Ariana news Agency- As reported by New York Times, almost a million children in Kandahar Province alone, like Madina, need at least one dose of oral vaccine a month to head off the disease, health workers say. But many of them also live in the most violent and socially disrupted parts of southern Afghanistan, where the Taliban control large areas and do not want government health workers going door to door.
These realities make a sustained vaccination campaign brutally difficult for health workers here. And Afghanistan, one of three countries where polio is still endemic, is losing ground. Officials have registered 19 cases of polio so far this year, up from 13 each of the previous two years, according to World Health Organization figures.
In August, I followed a polio vaccination crew in Kandahar and saw how, even in areas where health workers have been able to function, many things stand in their way: security fears and drought, deep poverty and stifling tradition, widespread illiteracy and superstition.
Still, starting just after dawn each day, the vaccination teams are at it, hoping to reach just a few more children.

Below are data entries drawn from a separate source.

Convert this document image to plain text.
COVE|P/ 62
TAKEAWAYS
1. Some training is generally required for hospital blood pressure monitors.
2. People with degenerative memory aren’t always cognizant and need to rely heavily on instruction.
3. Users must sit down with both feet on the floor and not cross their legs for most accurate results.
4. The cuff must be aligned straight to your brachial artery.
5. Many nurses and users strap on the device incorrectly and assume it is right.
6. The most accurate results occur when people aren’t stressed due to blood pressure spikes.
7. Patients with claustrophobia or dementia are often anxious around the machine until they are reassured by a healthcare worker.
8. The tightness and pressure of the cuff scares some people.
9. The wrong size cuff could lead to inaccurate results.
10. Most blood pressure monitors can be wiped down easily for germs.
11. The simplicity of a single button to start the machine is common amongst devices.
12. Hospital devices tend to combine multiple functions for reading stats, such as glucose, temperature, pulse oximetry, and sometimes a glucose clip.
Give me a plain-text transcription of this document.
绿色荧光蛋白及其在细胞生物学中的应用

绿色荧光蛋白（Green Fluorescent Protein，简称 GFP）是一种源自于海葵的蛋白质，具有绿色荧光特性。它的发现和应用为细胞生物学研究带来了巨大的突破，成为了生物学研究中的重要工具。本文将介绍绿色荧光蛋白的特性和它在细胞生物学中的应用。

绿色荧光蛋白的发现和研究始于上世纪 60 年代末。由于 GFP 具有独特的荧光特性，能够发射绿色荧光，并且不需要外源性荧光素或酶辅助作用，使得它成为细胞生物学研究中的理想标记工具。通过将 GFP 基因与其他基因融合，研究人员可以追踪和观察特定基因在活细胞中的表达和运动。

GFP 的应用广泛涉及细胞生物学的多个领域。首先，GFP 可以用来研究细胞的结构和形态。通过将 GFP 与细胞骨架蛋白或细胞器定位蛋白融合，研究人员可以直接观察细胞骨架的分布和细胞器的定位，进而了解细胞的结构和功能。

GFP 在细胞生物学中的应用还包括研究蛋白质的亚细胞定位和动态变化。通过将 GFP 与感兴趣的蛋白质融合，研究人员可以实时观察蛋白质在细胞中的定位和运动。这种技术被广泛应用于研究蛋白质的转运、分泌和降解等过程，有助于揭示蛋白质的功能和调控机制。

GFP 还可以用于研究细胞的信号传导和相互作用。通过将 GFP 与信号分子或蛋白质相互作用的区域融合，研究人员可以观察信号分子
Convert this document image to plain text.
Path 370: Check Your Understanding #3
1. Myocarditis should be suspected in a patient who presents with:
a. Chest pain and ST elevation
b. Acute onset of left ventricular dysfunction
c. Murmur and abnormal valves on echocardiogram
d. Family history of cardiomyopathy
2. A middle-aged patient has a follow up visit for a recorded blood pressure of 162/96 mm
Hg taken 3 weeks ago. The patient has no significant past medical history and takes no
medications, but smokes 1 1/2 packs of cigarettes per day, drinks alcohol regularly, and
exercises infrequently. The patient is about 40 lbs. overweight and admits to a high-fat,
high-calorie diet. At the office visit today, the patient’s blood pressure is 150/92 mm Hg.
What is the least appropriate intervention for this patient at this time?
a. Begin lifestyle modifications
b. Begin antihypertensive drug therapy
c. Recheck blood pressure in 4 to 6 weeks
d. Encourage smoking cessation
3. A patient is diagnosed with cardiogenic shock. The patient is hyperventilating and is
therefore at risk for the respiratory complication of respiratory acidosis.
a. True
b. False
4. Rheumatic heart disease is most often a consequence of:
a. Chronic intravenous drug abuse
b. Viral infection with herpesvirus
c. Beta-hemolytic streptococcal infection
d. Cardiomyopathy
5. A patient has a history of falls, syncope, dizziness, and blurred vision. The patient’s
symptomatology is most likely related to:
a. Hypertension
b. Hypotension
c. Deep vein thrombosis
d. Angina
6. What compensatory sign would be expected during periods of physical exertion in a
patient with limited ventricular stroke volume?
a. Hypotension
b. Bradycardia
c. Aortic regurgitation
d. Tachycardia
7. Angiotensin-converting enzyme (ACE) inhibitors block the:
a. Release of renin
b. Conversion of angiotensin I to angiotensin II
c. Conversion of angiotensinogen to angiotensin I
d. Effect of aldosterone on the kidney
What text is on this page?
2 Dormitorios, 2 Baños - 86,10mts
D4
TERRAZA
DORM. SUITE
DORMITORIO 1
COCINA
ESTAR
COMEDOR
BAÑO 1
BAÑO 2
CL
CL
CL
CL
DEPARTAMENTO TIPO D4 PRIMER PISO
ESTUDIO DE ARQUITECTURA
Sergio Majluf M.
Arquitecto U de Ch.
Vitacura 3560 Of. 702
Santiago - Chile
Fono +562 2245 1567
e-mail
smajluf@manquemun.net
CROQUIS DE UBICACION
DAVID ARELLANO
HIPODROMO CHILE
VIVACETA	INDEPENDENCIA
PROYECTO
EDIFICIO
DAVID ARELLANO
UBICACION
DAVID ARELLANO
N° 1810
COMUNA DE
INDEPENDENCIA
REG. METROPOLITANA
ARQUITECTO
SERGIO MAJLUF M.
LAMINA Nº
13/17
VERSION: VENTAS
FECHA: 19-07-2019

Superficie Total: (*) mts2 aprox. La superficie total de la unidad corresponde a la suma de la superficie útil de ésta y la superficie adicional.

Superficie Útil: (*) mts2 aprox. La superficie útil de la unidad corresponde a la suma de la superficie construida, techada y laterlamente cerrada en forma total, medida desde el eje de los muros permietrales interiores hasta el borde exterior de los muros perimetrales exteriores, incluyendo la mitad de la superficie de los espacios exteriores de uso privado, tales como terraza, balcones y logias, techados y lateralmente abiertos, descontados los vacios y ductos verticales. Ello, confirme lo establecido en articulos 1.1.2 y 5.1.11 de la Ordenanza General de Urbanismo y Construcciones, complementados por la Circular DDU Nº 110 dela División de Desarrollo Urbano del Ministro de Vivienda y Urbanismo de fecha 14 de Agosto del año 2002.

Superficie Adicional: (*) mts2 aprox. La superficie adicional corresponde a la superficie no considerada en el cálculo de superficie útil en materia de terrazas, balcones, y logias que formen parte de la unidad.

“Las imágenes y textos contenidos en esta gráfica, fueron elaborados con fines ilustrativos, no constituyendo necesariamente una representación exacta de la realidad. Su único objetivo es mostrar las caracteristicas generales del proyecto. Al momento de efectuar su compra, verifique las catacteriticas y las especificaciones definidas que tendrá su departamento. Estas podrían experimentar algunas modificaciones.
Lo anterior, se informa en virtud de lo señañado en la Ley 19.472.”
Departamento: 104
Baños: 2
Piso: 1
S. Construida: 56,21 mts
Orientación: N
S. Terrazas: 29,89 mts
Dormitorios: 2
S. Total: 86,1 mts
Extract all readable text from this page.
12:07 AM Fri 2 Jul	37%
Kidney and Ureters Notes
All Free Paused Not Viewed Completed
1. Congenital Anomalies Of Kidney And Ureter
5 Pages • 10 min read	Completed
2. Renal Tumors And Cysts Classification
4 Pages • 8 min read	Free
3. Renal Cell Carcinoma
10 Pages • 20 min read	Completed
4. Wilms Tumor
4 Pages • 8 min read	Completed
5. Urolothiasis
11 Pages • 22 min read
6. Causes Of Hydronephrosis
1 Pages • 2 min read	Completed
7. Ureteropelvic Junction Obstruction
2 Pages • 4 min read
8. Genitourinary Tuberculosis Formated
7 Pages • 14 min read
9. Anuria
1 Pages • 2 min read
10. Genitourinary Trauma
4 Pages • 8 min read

Mawlawi Abdul Rashid of Kandahar City, a religious scholar and member of one team, said most of the residents were poor and desperately worried about what their children would have to eat each night. Drought adds to the daily burden, with families in many neighborhoods having to buy water from tankers after wells dry up.
Given that, Mr. Rashid said, “They don’t care about polio vaccine as much.”
Mohammad Shah, 38, said that as a vaccine campaigner in the city he had been visiting more than 100 houses a day in temperatures reaching 100 degrees Fahrenheit. He said some families asked for food and other necessities instead of the vaccine — a need that Mr. Shah, a father of five, said he understood.
“They keep asking us to bring them wheat, soup and other staples,” he said.
Despite efforts to have religious scholars express support for the vaccine, Mr. Shah said mistrust about it still existed. Many worry about whether strict interpretations of Islam allow the vaccine. Some question its contents and believe conspiracy theories that Westerners have manipulated it to cause infertility.
Abdul Razaq, 65, who was administering the vaccine in the Loya Weyala area of Kandahar City, which is dominated by people displaced by fighting, said around 10 of the 200 families there refused it.
“It’s very difficult to convince those families who reject the vaccine,” he said. “But we try our best.”
Most families here hold traditional views wary of letting outside men enter a home if no male family members are present. For that reason, the health workers try to have at least one woman on each vaccination team. But there are not enough female workers, and all-male teams are frequently turned away.